Hukum wanita bepergian/Mabit
Jumat, 16 Januari 2015
Hukum Wanita Bepergian
/ Mabit
Hukum Wanita
Bepergian / Mabit
Wanita yang
sudah akil baligh memang tidak diperkenankan untuk keluar rumah lebih dari tiga
hari kecuali ditemani oleh mahram atau suaminya. Larangan ini bersifat umum dan
jelas berdasarkan sabda Rasulullah SAW :
`Tidak halal bagi wanita muslim bepergian lebih dari tiga hari kecuali bersama
mahramnya`.
Para ulama berbeda pendapat bila tujuannya adalah untuk pergi haji. Dalam
masalah mahram bagi wanita dalam pergi haji, ada dua pendapat yang berkembang.

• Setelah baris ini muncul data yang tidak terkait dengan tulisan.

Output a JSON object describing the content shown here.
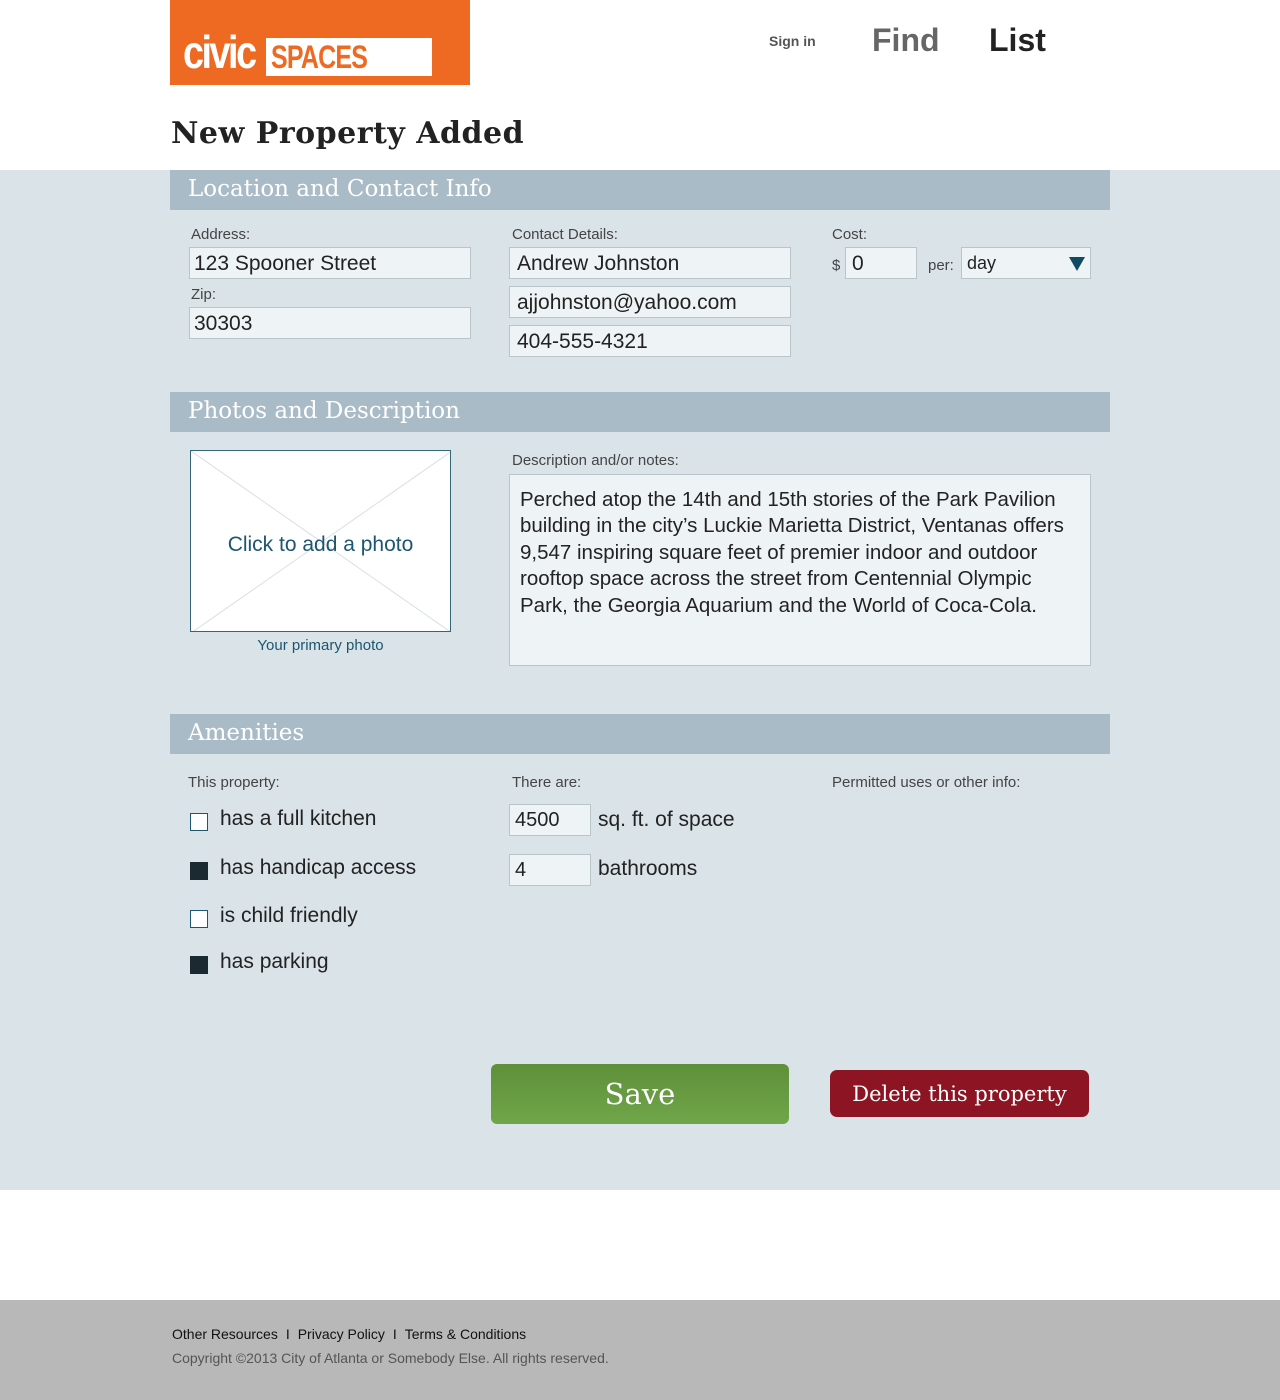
{
  "header": {
    "logo": {
      "part1": "civic",
      "part2": "SPACES"
    },
    "nav": {
      "sign_in": "Sign in",
      "find": "Find",
      "list": "List"
    }
  },
  "page_title": "New Property Added",
  "sections": {
    "location": {
      "title": "Location and Contact Info",
      "address_label": "Address:",
      "address": "123 Spooner Street",
      "zip_label": "Zip:",
      "zip": "30303",
      "contact_label": "Contact Details:",
      "contact_name": "Andrew Johnston",
      "contact_email": "ajjohnston@yahoo.com",
      "contact_phone": "404-555-4321",
      "cost_label": "Cost:",
      "currency": "$",
      "cost": "0",
      "per_label": "per:",
      "per_value": "day"
    },
    "photos": {
      "title": "Photos and Description",
      "photo_prompt": "Click to add a photo",
      "photo_caption": "Your primary photo",
      "description_label": "Description and/or notes:",
      "description": "Perched atop the 14th and 15th stories of the Park Pavilion building in the city’s Luckie Marietta District, Ventanas offers 9,547 inspiring square feet of premier indoor and outdoor rooftop space across the street from Centennial Olympic Park, the Georgia Aquarium and the World of Coca-Cola."
    },
    "amenities": {
      "title": "Amenities",
      "this_property_label": "This property:",
      "there_are_label": "There are:",
      "permitted_label": "Permitted uses or other info:",
      "checkboxes": [
        {
          "label": "has a full kitchen",
          "checked": false
        },
        {
          "label": "has handicap access",
          "checked": true
        },
        {
          "label": "is child friendly",
          "checked": false
        },
        {
          "label": "has parking",
          "checked": true
        }
      ],
      "sqft": "4500",
      "sqft_label": "sq. ft. of space",
      "bathrooms": "4",
      "bathrooms_label": "bathrooms"
    }
  },
  "actions": {
    "save": "Save",
    "delete": "Delete this property"
  },
  "footer": {
    "links": [
      "Other Resources",
      "Privacy Policy",
      "Terms & Conditions"
    ],
    "separator": "I",
    "copyright": "Copyright ©2013 City of Atlanta or Somebody Else. All rights reserved."
  },
  "colors": {
    "brand_orange": "#ee6a22",
    "section_bar": "#a9bbc6",
    "background_panel": "#d9e3e8",
    "save_green": "#6a9d45",
    "delete_red": "#8d1423",
    "link_blue": "#1c5670"
  }
}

1. Pendapat Pertama : Mengharuskan ada mahram secara mutlak.
Seorang wanita yang sudah akil baligh tidak diperbolehkan bepergian lebih dari
tiga hari kecuali ada suami atau mahram bersamanya. Hal itu sudah ditekankan
oleh Rasulullah SAW sejak 14 abad yang lalu dalam sabda beliau.
Dari Ibnu Abbas ra berkata bahwa Aku mendengar Rasulullah SAW
bersabda,`Janganlah seorang laki-laki berkhalwat dengan wanita kecuali bila ada
mahramnya. Dan janganlah seorang wanita bepergian kecuali bersama mahramnya.

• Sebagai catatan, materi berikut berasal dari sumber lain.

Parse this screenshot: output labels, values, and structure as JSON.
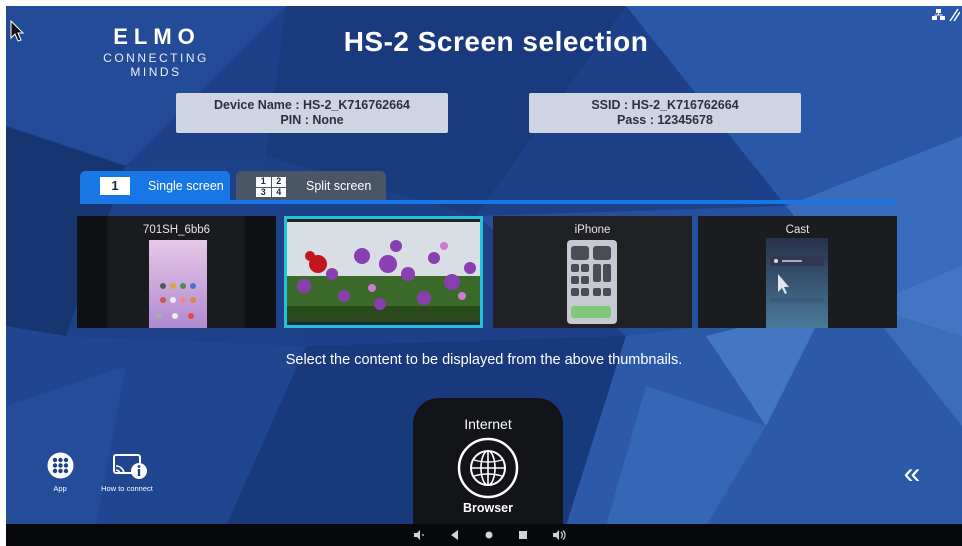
{
  "header": {
    "logo": "ELMO",
    "tagline": "CONNECTING MINDS",
    "title": "HS-2 Screen selection"
  },
  "device_info": {
    "device_name": "Device Name : HS-2_K716762664",
    "pin": "PIN : None"
  },
  "network_info": {
    "ssid": "SSID : HS-2_K716762664",
    "pass": "Pass : 12345678"
  },
  "tabs": [
    {
      "label": "Single screen",
      "badge": "1",
      "active": true
    },
    {
      "label": "Split screen",
      "badge": [
        "1",
        "2",
        "3",
        "4"
      ],
      "active": false
    }
  ],
  "thumbnails": [
    {
      "label": "701SH_6bb6",
      "selected": false
    },
    {
      "label": "",
      "selected": true
    },
    {
      "label": "iPhone",
      "selected": false
    },
    {
      "label": "Cast",
      "selected": false
    }
  ],
  "hint": "Select the content to be displayed from the above thumbnails.",
  "browser": {
    "title": "Internet",
    "label": "Browser"
  },
  "bottom_left": {
    "app_label": "App",
    "connect_label": "How to connect"
  },
  "colors": {
    "background": "#1c3f86",
    "accent": "#1877e6",
    "selected_outline": "#22c3d6",
    "tab_inactive": "#4a5566"
  },
  "icons": {
    "app": "grid-icon",
    "connect": "cast-info-icon",
    "browser": "globe-icon",
    "collapse": "double-chevron-left-icon"
  }
}
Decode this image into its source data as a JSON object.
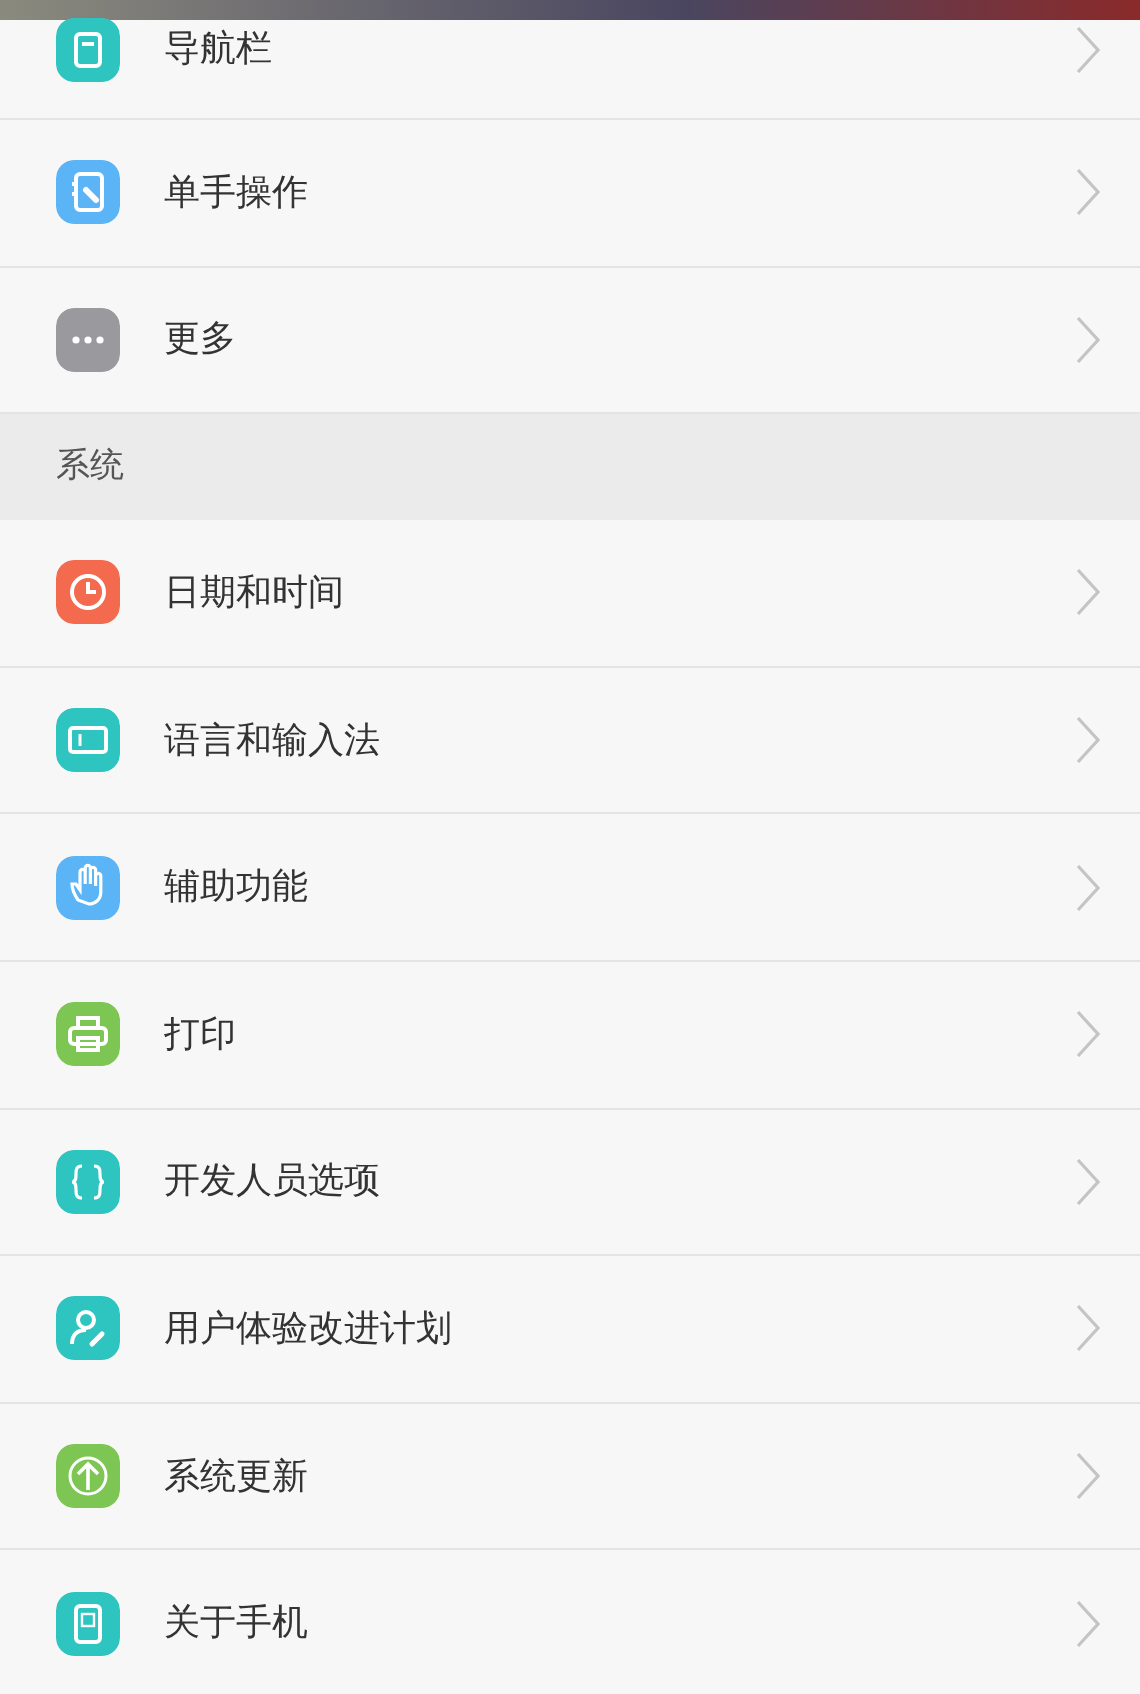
{
  "sections": [
    {
      "items": [
        {
          "label": "导航栏",
          "color": "#2ec4c0"
        },
        {
          "label": "单手操作",
          "color": "#5ab4f5"
        },
        {
          "label": "更多",
          "color": "#9a9a9e"
        }
      ]
    },
    {
      "header": "系统",
      "items": [
        {
          "label": "日期和时间",
          "color": "#f46a4e"
        },
        {
          "label": "语言和输入法",
          "color": "#2ec4c0"
        },
        {
          "label": "辅助功能",
          "color": "#5ab4f5"
        },
        {
          "label": "打印",
          "color": "#7dc653"
        },
        {
          "label": "开发人员选项",
          "color": "#2ec4c0"
        },
        {
          "label": "用户体验改进计划",
          "color": "#2ec4c0"
        },
        {
          "label": "系统更新",
          "color": "#7dc653"
        },
        {
          "label": "关于手机",
          "color": "#2ec4c0"
        }
      ]
    }
  ]
}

Ada seorang yang berdiri dan bertanya,`Ya Rasulullah SAW, istriku bermaksud
pergi haji padahal aku tercatat untuk ikut pergi dalam peperangan tertentu.
Rasulullah SAW bersabda,`Pergilah bersama istrimu untuk haji bersama istrimu`.
(HR. Bukhari, Muslim dan Ahmad.)
Hal itu juga diungkapkan oleh Ibrahim An-Nakha`i ketika seorang wanita bertanya
via surat bahwa dia belum pernah menjalankan ibadah haji karena tidak punya
mahram yang menemani. Maka Ibrahim An-Nakha`i menjawab bahwa anda termasuk
orang yang tidak wajib untuk berhaji. Kewajiban harus adanya mahram di atas
adalah sebuah pendapat yang dipegang dalam mazhab Hanafi dan para pendukungnya.
Juga pendapat An-Nakha`i, Al-Hasan, At-Tsauri, Ahmad dan Ishaq.
2. Pendapat Kedua : Tidak mengharuskan secara mutlak
Seorang wanita boloeh bepergian untuk haji asal ada mahram atau suami atau ada
sejumlah wanita lain yang tsiqah (dipercaya). Ini adalah pendapat yang didukung
oleh Imam Asy-Syafi`i ra. Bahkan dalam satu pendapat beliau tidak mengharuskan
jumlah wanita yang banyak tapi boleh satu saja wanita yang tsiqah. Bahkan dalam
riwayat yang lain seorangwnaita boleh pergi haji sendirian tanpa mahram asal
kondisinya aman.
Namun semua itu hanya berlaku untuk haji atau umrah yang sifatnya wajib.
Sedangkan yang sunnah tidak berlaku hal tersebut. Pendapat ini didasarkan pada
sabda Nabi yang menyebutkan bahwa suatu ketika akan ada wanita yang pergi haji
dari kota Hirah ke Mekkah dalam keadaan aman. Rasulullah SAW bersabda,
`Wahai Adi, bila umurmu panjang wanita di dalam haudaj (tenda di atas punuk
unta) bepergian dari kota Hirah hingga tawaf di Ka`bah tidak merasa takut
kecuali hanya kepada Allah saja`. (HR. Bukhari)
Selain itu pendapat yang membolehkan wanita haji tanpa mahram juga didukung
dengan dalil bahwa para istri nabi pun pergi haji di masa Umar setelah
diizinkan oleh beliau. Saat itu mereka ditemani Utsman bin Affan dan
Abdurrahman bin Auf.
(HR. Bukhari).
Ibnu Taymiyah sebagaimana yang tertulis dalam kitab Subulus Salam mengatakan
bahwa wnaita yang berhaji tanpa mahram, hajinya syah. Begitu juga dengan orang
yang belum mampu bila pergi haji maka hajinya syah.
Karean itu bila memang tidak terlalu penting dan lengkap persyaratannya,
sebaiknya para akhwat tidak diprogram dengan acara yang menginap, apalagi di
luar kota. Kecuali dengan pertimbangan yang betul-betul matang sekali dan
dengan alasan yang sangat kuat pada kasus tertentu.